Effects of time-varying mass distribution on orbit-attitude-vibration coupling characteristics of dumbbell-shaped spatial structure

During the on-orbit servicing for the large flexible spacecraft, the time-varying inertia induced by the internal mass transfer within the spacecraft affects the stability of the coupled vibration and attitude. To reveal the above dynamic perturbation mechanism, an on-orbit large dumbbell-shaped model with time-varying orbit-attitude-vibration-inertia coupling characteristics is developed based on the Hamiltonian variational principle. Then, a numerical scheme combining symplectic Runge-Kutta and generalized multi-symplectic methods is constructed to solve the above model. The structure-preserving properties of the proposed scheme are verified by the tiny errors recorded during simulations. In the simulations, the perturbation mechanism of orbit-attitude-vibration coupling behaviors excited by time-varying mass distribution in the system is revealed, which is related to the duration and rate of the internal mass transfer. Specifically, short-term mass transfer causes a high frequency attitude oscillation with an increasing amplitude, while long-term mass transfer leads to the attitude instability.
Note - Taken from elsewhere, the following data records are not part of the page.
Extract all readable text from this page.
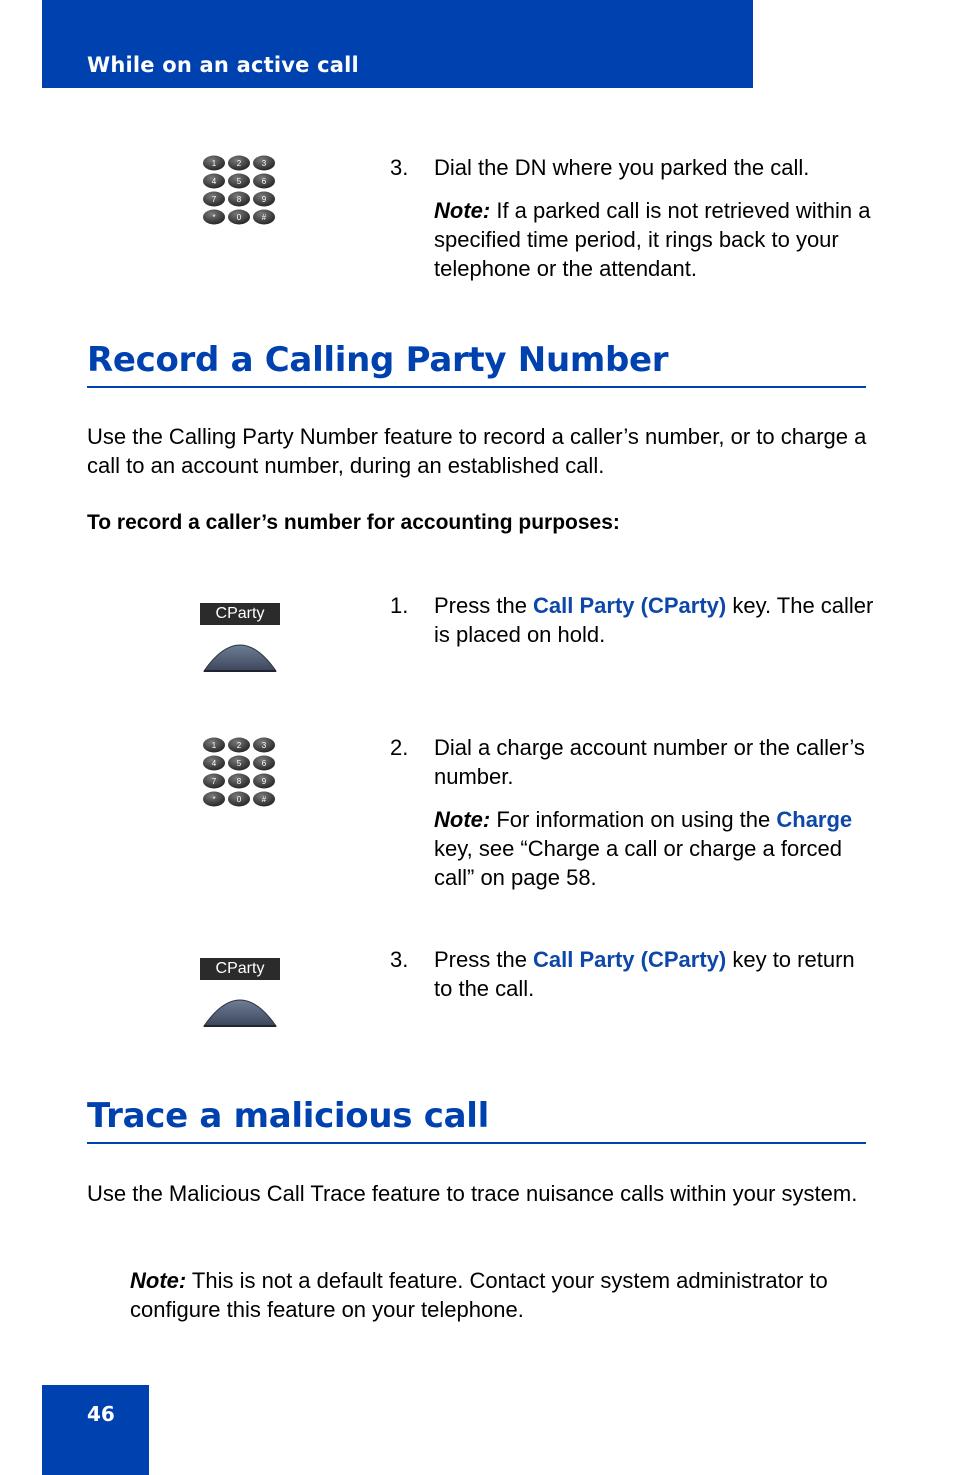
While on an active call
1	2	3
4	5	6
7	8	9
*	0	#
3. Dial the DN where you parked the call.
Note: If a parked call is not retrieved within a specified time period, it rings back to your telephone or the attendant.
Record a Calling Party Number
Use the Calling Party Number feature to record a caller’s number, or to charge a call to an account number, during an established call.
To record a caller’s number for accounting purposes:
CParty	1. Press the Call Party (CParty) key. The caller is placed on hold.
1	2	3
4	5	6
7	8	9
*	0	#
2. Dial a charge account number or the caller’s number.
Note: For information on using the Charge key, see “Charge a call or charge a forced call” on page 58.
CParty	3. Press the Call Party (CParty) key to return to the call.
Trace a malicious call
Use the Malicious Call Trace feature to trace nuisance calls within your system.
Note: This is not a default feature. Contact your system administrator to configure this feature on your telephone.
46
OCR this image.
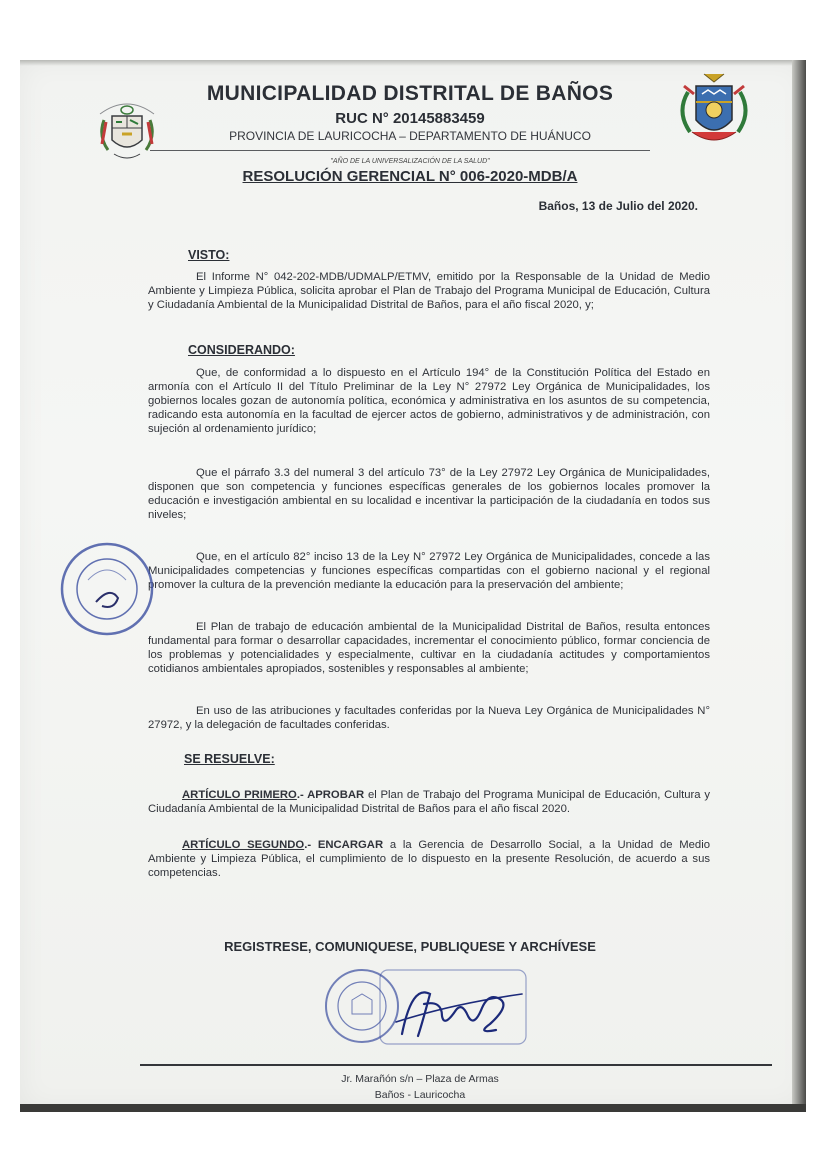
MUNICIPALIDAD DISTRITAL DE BAÑOS
RUC N° 20145883459
PROVINCIA DE LAURICOCHA – DEPARTAMENTO DE HUÁNUCO
"AÑO DE LA UNIVERSALIZACIÓN DE LA SALUD"
RESOLUCIÓN GERENCIAL N° 006-2020-MDB/A
Baños, 13 de Julio del 2020.
VISTO:
El Informe N° 042-202-MDB/UDMALP/ETMV, emitido por la Responsable de la Unidad de Medio Ambiente y Limpieza Pública, solicita aprobar el Plan de Trabajo del Programa Municipal de Educación, Cultura y Ciudadanía Ambiental de la Municipalidad Distrital de Baños, para el año fiscal 2020, y;
CONSIDERANDO:
Que, de conformidad a lo dispuesto en el Artículo 194° de la Constitución Política del Estado en armonía con el Artículo II del Título Preliminar de la Ley N° 27972 Ley Orgánica de Municipalidades, los gobiernos locales gozan de autonomía política, económica y administrativa en los asuntos de su competencia, radicando esta autonomía en la facultad de ejercer actos de gobierno, administrativos y de administración, con sujeción al ordenamiento jurídico;
Que el párrafo 3.3 del numeral 3 del artículo 73° de la Ley 27972 Ley Orgánica de Municipalidades, disponen que son competencia y funciones específicas generales de los gobiernos locales promover la educación e investigación ambiental en su localidad e incentivar la participación de la ciudadanía en todos sus niveles;
Que, en el artículo 82° inciso 13 de la Ley N° 27972 Ley Orgánica de Municipalidades, concede a las Municipalidades competencias y funciones específicas compartidas con el gobierno nacional y el regional promover la cultura de la prevención mediante la educación para la preservación del ambiente;
El Plan de trabajo de educación ambiental de la Municipalidad Distrital de Baños, resulta entonces fundamental para formar o desarrollar capacidades, incrementar el conocimiento público, formar conciencia de los problemas y potencialidades y especialmente, cultivar en la ciudadanía actitudes y comportamientos cotidianos ambientales apropiados, sostenibles y responsables al ambiente;
En uso de las atribuciones y facultades conferidas por la Nueva Ley Orgánica de Municipalidades N° 27972, y la delegación de facultades conferidas.
SE RESUELVE:
ARTÍCULO PRIMERO.- APROBAR el Plan de Trabajo del Programa Municipal de Educación, Cultura y Ciudadanía Ambiental de la Municipalidad Distrital de Baños para el año fiscal 2020.
ARTÍCULO SEGUNDO.- ENCARGAR a la Gerencia de Desarrollo Social, a la Unidad de Medio Ambiente y Limpieza Pública, el cumplimiento de lo dispuesto en la presente Resolución, de acuerdo a sus competencias.
REGISTRESE, COMUNIQUESE, PUBLIQUESE Y ARCHÍVESE
Jr. Marañón s/n – Plaza de Armas
Baños - Lauricocha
Additionally, the critical mass transfer duration maintaining the stable attitude motion as well as the decay-increase-decay pattern of the beam’s transverse amplitude related to the mass transfer rate are revealed, respectively. The proposed structure-preserving method provides a strategy for predicting the attitude and structural dynamics of on-orbit dumbbell-shaped spacecraft during the internal mass transfer.